Hack the Ban: NYC Community Design Solutions to Combat Immigration Order

Events

Hack the Ban: NYC Community Design Solutions to Combat Immigration Order

By Jenny Abamu     Feb 28, 2017

Hack the Ban: NYC Community Design Solutions to Combat Immigration Order

Educators, nonprofits, lawyers, students and technologists gathered at New York University’s engineering and design school on Saturday for a civics-oriented hackathon. Working with nonprofit organizations like CUNY CLEAR and the Center For Constitutional Rights, the teams developed apps, synthesized data, and designed graphics to support the organizations’ efforts educating immigrants and protecting minority rights in an event titled, “Hack the Ban.”

“It was kind of insane. We organized this independently and completely sold out of all our tickets in the span of a week,” says Sriya Sarkar, one of the three organizers. She and two fellow NYU alumni, Leslie Martinez and Helen Carey, put the event together in under a month. “We all have full-time jobs so being able to do this on our free time was the hardest for us. None of us had organized a hackathon before, but now is not the time to sit back and observe,” Sarkar says.

During the event, organizations working on immigrants rights in the city pitched their needs to the crowd of about 60 people. Some sought help with social media campaigns and graphics while others wanted more complex web and data security upgrades. From 9:00 am to 9:00 pm the teams spread across the floor brainstorming ideas and executing plans to enhance their digital capabilities. “The goal is to get a solution working by the end of the day,” says Sarkar, “so once everyone goes back to work, nonprofits should be able to hit the ground running.”

Hack the Ban event, Photo Credit: Justin Hendrix

For many of the technologists in the room, the immigration orders passed by President Trump’s administration has become a personal issue. “I just became a citizen two weeks ago. I felt violated and betrayed by the results of the election both as an immigrant and as a woman. Every time I say this I get a little choked up,” Federica Bianco pauses, “I took an oath to defend the Constitution and its values, and this is what I am doing.”

Bianco is an astrophysicist by trade and works as an educator at NYU’s Center for Urban Sciences. When I spoke with her, she was working on a data visualization project for the Arab American Family Support Center (AAFSC). The project aims to take census data regarding languages spoken at home and make it visual so that the AAFSC could track urbanization patterns of Arab-speaking households and reach out to those communities with goods and services. “The population density of these communities are hard to find because in the official census they are not a distinct ethnicity or race, so while you can find Hispanic communities and target those areas, you cannot locate predominantly Arab areas because they are listed as Caucasian,” says Bianco. She hopes to create a timeline visualization of migration patterns with language data from several years that the AAFSC can update regularly.
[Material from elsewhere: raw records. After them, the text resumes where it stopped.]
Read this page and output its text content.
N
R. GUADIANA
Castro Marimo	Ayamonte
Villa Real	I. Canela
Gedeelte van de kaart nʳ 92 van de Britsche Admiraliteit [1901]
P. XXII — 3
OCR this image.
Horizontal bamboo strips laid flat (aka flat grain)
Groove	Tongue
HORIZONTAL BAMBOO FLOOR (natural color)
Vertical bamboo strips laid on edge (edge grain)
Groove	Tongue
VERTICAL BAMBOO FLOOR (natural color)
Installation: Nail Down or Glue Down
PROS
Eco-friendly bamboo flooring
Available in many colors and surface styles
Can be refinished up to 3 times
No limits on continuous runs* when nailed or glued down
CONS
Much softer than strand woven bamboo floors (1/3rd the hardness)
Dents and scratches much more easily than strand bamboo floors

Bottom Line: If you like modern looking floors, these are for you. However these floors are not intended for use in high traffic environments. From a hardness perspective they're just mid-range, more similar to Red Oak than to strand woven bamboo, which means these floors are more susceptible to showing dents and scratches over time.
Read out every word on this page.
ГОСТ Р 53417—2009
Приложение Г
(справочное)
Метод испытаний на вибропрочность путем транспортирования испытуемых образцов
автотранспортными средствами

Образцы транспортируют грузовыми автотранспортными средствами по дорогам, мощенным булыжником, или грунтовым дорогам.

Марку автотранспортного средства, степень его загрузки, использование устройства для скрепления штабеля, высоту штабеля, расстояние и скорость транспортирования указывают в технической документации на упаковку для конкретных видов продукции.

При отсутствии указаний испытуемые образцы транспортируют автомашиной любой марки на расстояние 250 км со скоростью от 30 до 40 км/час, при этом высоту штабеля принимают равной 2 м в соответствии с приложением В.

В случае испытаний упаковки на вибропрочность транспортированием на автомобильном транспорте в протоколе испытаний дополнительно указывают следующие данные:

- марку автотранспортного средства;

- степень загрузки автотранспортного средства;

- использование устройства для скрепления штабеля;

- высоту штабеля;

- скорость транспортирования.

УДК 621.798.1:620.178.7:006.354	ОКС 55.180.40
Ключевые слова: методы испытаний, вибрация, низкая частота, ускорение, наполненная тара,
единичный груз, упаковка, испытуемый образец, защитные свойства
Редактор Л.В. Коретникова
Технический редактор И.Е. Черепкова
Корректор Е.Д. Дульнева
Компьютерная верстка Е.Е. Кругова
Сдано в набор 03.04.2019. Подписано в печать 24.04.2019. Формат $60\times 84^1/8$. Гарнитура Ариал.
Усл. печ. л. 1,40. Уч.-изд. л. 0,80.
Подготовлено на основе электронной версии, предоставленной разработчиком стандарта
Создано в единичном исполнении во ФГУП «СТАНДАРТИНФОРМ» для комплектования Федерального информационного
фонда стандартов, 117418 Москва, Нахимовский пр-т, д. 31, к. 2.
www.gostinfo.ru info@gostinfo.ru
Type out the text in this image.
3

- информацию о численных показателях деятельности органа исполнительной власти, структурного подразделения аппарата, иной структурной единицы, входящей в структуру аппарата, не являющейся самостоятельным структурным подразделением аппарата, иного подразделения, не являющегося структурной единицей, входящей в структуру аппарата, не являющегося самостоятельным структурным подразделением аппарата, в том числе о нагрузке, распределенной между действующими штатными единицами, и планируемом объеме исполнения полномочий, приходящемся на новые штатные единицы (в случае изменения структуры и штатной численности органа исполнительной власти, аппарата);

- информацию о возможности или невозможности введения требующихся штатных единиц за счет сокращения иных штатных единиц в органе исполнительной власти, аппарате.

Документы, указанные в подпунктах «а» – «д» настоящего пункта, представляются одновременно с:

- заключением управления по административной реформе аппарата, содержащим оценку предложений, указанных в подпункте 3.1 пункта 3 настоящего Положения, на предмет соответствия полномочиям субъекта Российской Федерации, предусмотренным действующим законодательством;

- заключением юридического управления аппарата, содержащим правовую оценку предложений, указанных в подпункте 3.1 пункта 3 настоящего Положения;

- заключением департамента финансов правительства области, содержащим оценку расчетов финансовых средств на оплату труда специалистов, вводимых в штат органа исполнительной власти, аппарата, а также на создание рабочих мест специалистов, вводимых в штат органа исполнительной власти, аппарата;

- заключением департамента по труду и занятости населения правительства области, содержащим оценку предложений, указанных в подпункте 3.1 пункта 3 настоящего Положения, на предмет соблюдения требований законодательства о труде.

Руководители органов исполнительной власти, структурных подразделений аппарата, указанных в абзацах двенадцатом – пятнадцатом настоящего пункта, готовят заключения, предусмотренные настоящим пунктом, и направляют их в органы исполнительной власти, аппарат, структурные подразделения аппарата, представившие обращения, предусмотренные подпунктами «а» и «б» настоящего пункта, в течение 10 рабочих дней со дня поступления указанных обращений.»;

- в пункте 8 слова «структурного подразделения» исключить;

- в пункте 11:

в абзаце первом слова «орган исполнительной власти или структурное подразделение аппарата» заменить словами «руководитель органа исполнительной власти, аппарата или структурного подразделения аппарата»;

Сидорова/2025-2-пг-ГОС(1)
Hack the Ban event, Photo Credit: Jenny Abamu

“I was a graphic designer, but I left my full-time job to pursue artmaking. The change just happened to coincide with this hell hole that has opened up,” says Fei Lou, a freelance digital product design manager. “I have a lot of Iranian friends, one of them is an artist, and she felt as if she was stuck abroad,” says Lou. She spent the day designing slogan images for the Center for Constitutional Rights. The organization has been in New York City for over 50 years. It is comprised of lawyers and activist who represent immigrants and other minority groups.

Aliya Hussain, one of the program managers for the Center for Constitutional Rights who just returned from Guantanamo Bay explained: “We are always looking for ways to make our work more accessible for people who are impacted and the general public.” For Hussian, telling the stories in as many mediums as possible is critical to mobilization. She hopes that graphics created at this event can help those who don’t know English to understand their rights.

“Showing the human impact of these policies is what I believe encourages people to take action, and we see that at this moment,” Hussain says.